We can get sentences from data_pool by calling sentences property.

print(unlabeled_sentences[0])

This prints:

Sentence: "this is New York"   [− Tokens: 4  − Token-Labels: "this is New <B-LOC> York <I-LOC>"]

Load Plain Text

We can use load_plain_text to read the unlabeled dataset.

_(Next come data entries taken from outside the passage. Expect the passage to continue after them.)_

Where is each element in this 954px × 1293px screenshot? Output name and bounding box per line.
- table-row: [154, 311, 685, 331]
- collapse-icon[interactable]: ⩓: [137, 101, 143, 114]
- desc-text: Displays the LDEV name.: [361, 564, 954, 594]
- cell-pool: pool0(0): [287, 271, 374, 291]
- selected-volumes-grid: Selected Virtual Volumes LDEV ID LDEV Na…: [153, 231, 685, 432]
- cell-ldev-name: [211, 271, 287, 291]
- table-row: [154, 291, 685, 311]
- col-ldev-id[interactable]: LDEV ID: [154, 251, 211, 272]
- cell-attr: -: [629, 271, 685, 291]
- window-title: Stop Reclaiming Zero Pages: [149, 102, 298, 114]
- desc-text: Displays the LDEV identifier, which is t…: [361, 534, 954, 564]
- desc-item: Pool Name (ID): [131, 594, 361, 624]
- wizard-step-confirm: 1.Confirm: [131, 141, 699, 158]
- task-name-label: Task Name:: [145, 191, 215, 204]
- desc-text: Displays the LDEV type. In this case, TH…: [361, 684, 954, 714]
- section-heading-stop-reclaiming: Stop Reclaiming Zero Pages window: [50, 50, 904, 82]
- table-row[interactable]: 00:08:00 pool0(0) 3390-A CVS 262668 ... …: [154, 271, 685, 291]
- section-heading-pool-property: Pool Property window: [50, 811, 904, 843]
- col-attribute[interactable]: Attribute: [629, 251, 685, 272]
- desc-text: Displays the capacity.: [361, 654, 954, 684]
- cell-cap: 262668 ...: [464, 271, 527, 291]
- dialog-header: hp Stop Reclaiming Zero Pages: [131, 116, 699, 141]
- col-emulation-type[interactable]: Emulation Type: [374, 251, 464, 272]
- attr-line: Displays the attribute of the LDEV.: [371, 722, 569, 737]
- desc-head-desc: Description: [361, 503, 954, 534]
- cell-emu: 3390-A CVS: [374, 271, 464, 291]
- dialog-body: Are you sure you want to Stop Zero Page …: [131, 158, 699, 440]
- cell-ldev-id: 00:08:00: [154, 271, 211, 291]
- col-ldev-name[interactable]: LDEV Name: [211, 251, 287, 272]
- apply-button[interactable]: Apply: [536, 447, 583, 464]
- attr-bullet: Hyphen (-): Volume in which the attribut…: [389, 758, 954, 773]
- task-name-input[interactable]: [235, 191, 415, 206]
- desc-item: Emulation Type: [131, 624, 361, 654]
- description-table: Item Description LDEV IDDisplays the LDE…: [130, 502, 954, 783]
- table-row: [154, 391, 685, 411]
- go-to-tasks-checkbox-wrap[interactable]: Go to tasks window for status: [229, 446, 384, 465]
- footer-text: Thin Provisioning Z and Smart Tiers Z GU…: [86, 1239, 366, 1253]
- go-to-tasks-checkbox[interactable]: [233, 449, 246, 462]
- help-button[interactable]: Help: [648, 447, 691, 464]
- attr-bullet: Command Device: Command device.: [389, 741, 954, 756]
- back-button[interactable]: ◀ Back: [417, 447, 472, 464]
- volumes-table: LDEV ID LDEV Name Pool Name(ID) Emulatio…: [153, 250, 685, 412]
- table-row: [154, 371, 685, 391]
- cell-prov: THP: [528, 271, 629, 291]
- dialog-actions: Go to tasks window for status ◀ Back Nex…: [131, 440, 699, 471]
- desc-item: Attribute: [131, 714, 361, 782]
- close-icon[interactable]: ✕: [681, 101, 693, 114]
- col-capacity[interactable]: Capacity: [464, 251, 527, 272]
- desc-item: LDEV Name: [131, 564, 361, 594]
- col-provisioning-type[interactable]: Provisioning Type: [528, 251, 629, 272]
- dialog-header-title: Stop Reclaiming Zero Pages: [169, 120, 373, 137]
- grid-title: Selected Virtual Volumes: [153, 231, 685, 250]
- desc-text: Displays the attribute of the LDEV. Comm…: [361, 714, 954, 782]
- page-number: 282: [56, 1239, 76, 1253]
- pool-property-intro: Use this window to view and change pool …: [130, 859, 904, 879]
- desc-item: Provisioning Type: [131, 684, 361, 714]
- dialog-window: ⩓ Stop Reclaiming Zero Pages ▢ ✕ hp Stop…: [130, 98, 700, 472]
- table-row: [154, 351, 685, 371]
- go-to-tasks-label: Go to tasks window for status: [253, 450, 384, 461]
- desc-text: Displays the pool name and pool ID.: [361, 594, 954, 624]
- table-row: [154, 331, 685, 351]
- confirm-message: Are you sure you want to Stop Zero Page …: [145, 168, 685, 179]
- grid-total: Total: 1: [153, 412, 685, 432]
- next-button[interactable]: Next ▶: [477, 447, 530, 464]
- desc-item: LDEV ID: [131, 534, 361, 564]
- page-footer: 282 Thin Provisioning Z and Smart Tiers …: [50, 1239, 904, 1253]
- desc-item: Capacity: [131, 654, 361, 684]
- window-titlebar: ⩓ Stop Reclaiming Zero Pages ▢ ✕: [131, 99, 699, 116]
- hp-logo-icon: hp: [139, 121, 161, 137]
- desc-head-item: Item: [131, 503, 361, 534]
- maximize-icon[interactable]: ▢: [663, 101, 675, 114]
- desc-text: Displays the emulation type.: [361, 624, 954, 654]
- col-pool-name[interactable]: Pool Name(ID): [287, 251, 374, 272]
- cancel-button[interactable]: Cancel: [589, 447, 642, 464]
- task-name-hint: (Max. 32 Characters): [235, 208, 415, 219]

This will create a list of Sentence objects.

from seqal.utils import load_plain_text

file_path = "./data/sample_bio/unlabeled_data_pool.txt"
unlabeled_sentences = load_plain_text(file_path)
print(unlabeled_sentences[0])

This prints:

Sentence: "this is New York"   [− Tokens: 4]

Non-spaced Language

As we mentioned in TUTORIAL_2_Prepare_Corpus, we have to provide the tokenized data for non-spaced language.

An example with CoNLL format:

東京 B-LOC
は O
都市 O
です O

If the input format is plain text 東京は都市です. We should tokenize the sentence.

We mainly use the spacy model for the tokenization.

import spacy
from seqal.transformer import Transformer

nlp = spacy.load("ja_core_news_sm")
tokenizer = Transformer(nlp)
unlabeled_sentences = [tokenizer.to_subword(sentence) for sentence in sentences]

We also can directly use the spacy tokenizer.

import spacy
from flair.data import Sentence
from flair.tokenization import SpacyTokenizer

tokenizer = SpacyTokenizer("ja_core_news_sm")
unlabeled_sentences = [Sentence(sentence, use_tokenizer=tokenizer) for sentence in sentences]

We should download the spacy model beforehand and we can find different language's spacy model in spacy models.